The monarch is the UK’s head of state.
You people claim the GG is Australia’s head of state.
The GG is appointed by, acts for, and answers to the monarch ( that is, the UK’s head of state).
So Australia’s head of state is inferior and subordinate to the UK’s head of state.
We are the Commonwealth Of Australia . And a republic would only destroy us and allow Government to be worse than the tyrannical bastards they have become with the Scam Demic . Our Constitution is what makes us what we are and if not for that we all would have been coerced in JAB JAB until we had been culled . ALP = CCP . God Save The Queen . As nothing will save ANAL (ALBO).

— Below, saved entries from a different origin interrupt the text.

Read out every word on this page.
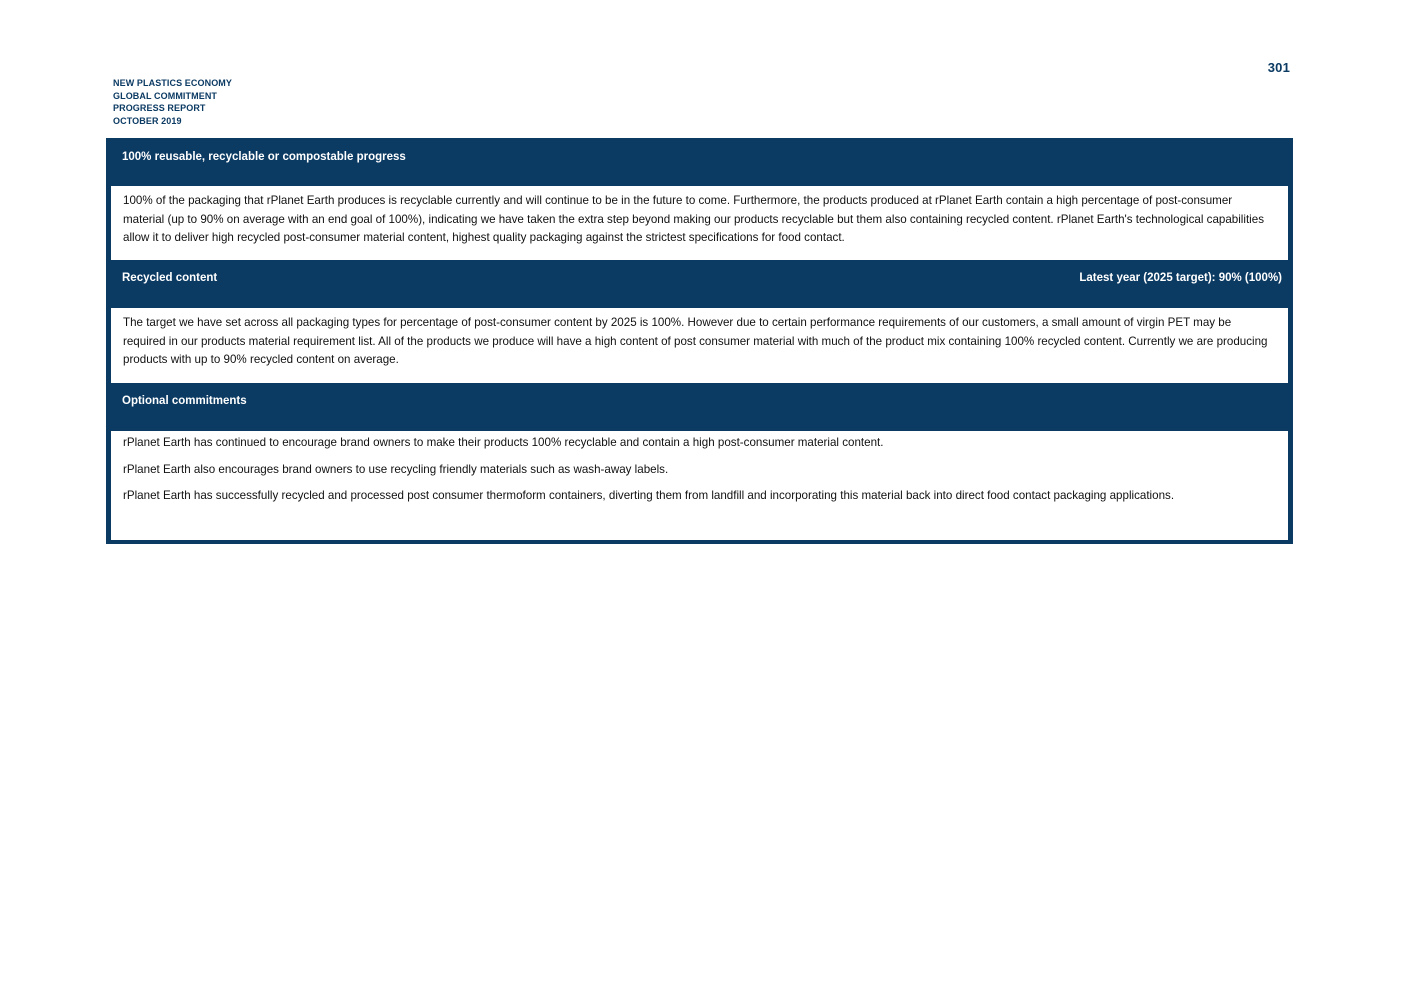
301
NEW PLASTICS ECONOMY
GLOBAL COMMITMENT
PROGRESS REPORT
OCTOBER 2019
100% reusable, recyclable or compostable progress

100% of the packaging that rPlanet Earth produces is recyclable currently and will continue to be in the future to come. Furthermore, the products produced at rPlanet Earth contain a high percentage of post-consumer material (up to 90% on average with an end goal of 100%), indicating we have taken the extra step beyond making our products recyclable but them also containing recycled content. rPlanet Earth's technological capabilities allow it to deliver high recycled post-consumer material content, highest quality packaging against the strictest specifications for food contact.

Recycled content	Latest year (2025 target): 90% (100%)

The target we have set across all packaging types for percentage of post-consumer content by 2025 is 100%. However due to certain performance requirements of our customers, a small amount of virgin PET may be required in our products material requirement list. All of the products we produce will have a high content of post consumer material with much of the product mix containing 100% recycled content. Currently we are producing products with up to 90% recycled content on average.

Optional commitments

rPlanet Earth has continued to encourage brand owners to make their products 100% recyclable and contain a high post-consumer material content.

rPlanet Earth also encourages brand owners to use recycling friendly materials such as wash-away labels.

rPlanet Earth has successfully recycled and processed post consumer thermoform containers, diverting them from landfill and incorporating this material back into direct food contact packaging applications.
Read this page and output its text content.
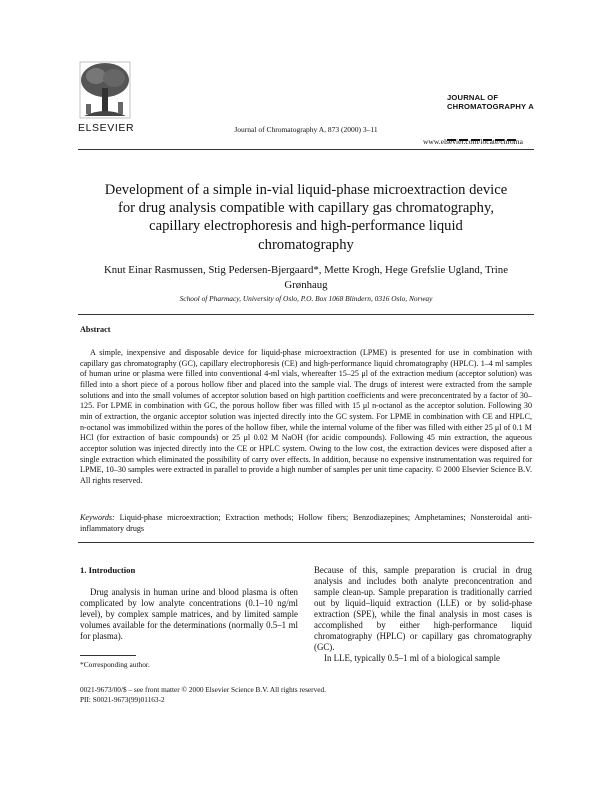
ELSEVIER	Journal of Chromatography A, 873 (2000) 3–11
JOURNAL OF
CHROMATOGRAPHY A
www.elsevier.com/locate/chroma
Development of a simple in-vial liquid-phase microextraction device for drug analysis compatible with capillary gas chromatography, capillary electrophoresis and high-performance liquid chromatography
Knut Einar Rasmussen, Stig Pedersen-Bjergaard*, Mette Krogh, Hege Grefslie Ugland, Trine Grønhaug
School of Pharmacy, University of Oslo, P.O. Box 1068 Blindern, 0316 Oslo, Norway
Abstract
A simple, inexpensive and disposable device for liquid-phase microextraction (LPME) is presented for use in combination with capillary gas chromatography (GC), capillary electrophoresis (CE) and high-performance liquid chromatography (HPLC). 1–4 ml samples of human urine or plasma were filled into conventional 4-ml vials, whereafter 15–25 μl of the extraction medium (acceptor solution) was filled into a short piece of a porous hollow fiber and placed into the sample vial. The drugs of interest were extracted from the sample solutions and into the small volumes of acceptor solution based on high partition coefficients and were preconcentrated by a factor of 30–125. For LPME in combination with GC, the porous hollow fiber was filled with 15 μl n-octanol as the acceptor solution. Following 30 min of extraction, the organic acceptor solution was injected directly into the GC system. For LPME in combination with CE and HPLC, n-octanol was immobilized within the pores of the hollow fiber, while the internal volume of the fiber was filled with either 25 μl of 0.1 M HCl (for extraction of basic compounds) or 25 μl 0.02 M NaOH (for acidic compounds). Following 45 min extraction, the aqueous acceptor solution was injected directly into the CE or HPLC system. Owing to the low cost, the extraction devices were disposed after a single extraction which eliminated the possibility of carry over effects. In addition, because no expensive instrumentation was required for LPME, 10–30 samples were extracted in parallel to provide a high number of samples per unit time capacity. © 2000 Elsevier Science B.V. All rights reserved.
Keywords: Liquid-phase microextraction; Extraction methods; Hollow fibers; Benzodiazepines; Amphetamines; Nonsteroidal anti-inflammatory drugs
1. Introduction
Drug analysis in human urine and blood plasma is often complicated by low analyte concentrations (0.1–10 ng/ml level), by complex sample matrices, and by limited sample volumes available for the determinations (normally 0.5–1 ml for plasma).

Because of this, sample preparation is crucial in drug analysis and includes both analyte preconcentration and sample clean-up. Sample preparation is traditionally carried out by liquid–liquid extraction (LLE) or by solid-phase extraction (SPE), while the final analysis in most cases is accomplished by either high-performance liquid chromatography (HPLC) or capillary gas chromatography (GC).

In LLE, typically 0.5–1 ml of a biological sample

*Corresponding author.
0021-9673/00/$ – see front matter © 2000 Elsevier Science B.V. All rights reserved.
PII: S0021-9673(99)01163-2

The constitution is broken.
Ms Windsor broke it in 1975, when she unilaterally decided that the monarch’s representative does not answer to the monarch.
Alas the pomp and pageantry of the last week were more about securing the royal seal of approval for the dictatorial new world order than showcasing confidence in Her Majesty’s Westminster constitutional system.
Prince Charles lends his profile to the joint WEF/UN/Corporate stakeholder dystopian pandemic/climate agendas for world governance. On their retirement as working Royals, Harry and Meghan immediately became close to anti-Constitutional elements in America and remain so as orchestrated school shootings and police stand downs threaten law-abiding Americans citizens’ Second Amendment rights to self-protection..
And while two smiling Canadian Mounties saw Her Majesty out of and into the royal Landrover at the Platinum equine themed tribute at Windsor, Canadian law now requires everyday Canadians to surrender their legally licensed guns and ammo at the behest of WEF Young Global Leader and apple of Claus Schwab’s eye, minority Prime Minister Justin Castro Trudeau.
At the very heart of Westminster Constitutional Government, Conservative Prime Minister Boris Johnson has egregiously broken his contract with the Briish people. Today after surviving a Party vote of no confidence 202 to 148, he shamefully and unworkablely clings to office rather than step down.
And as politicians and global stakeholders routinely mask up to feebly defend the indefensible, the mainstream media continue to support the masquerade.
Worse still in Australia, the 1946 Commonwealth referendum that delivered the people’s watertight rejection of medical conscription has all but been erased from public memory. Our elites’ treacherous embrace of Global State of Emergency governance now trumps our purportedly successful Westminster System which should have no truck with today’s globalist overlords.
After watching the result of the home country, celebrating her Seventy year reign and from so many commonwealth countries as well! The most noticed was that Australia Corporation was not mentioned! The Australian commonwealth was missing in action thanks to this “poisoned Chalice of an election system” Organized and run by a two party system of corrupt politicians and their corrupt media platforms! Which is rarely mentioned in our media even when happening in other western countries 🙁 Time we stopped the sport and beer guzzling TV ads and called for real journalism from the crooked media we are all paying for along with support from crooked governments 🙁 Australians don’t like to be taken or robbed and here we are allowing it constantly! Why 🙁
Ms Windsor needs to account for her gutless cop out in 1975.
The GG is appointed by the monarch, acts for the monarch, and answers to the monarch. Her shameful attempt to distance herself from her representative’s actions was despicable.
She betrayed our constitution, trashed the chain of command, and exposed herself as a spinless coward.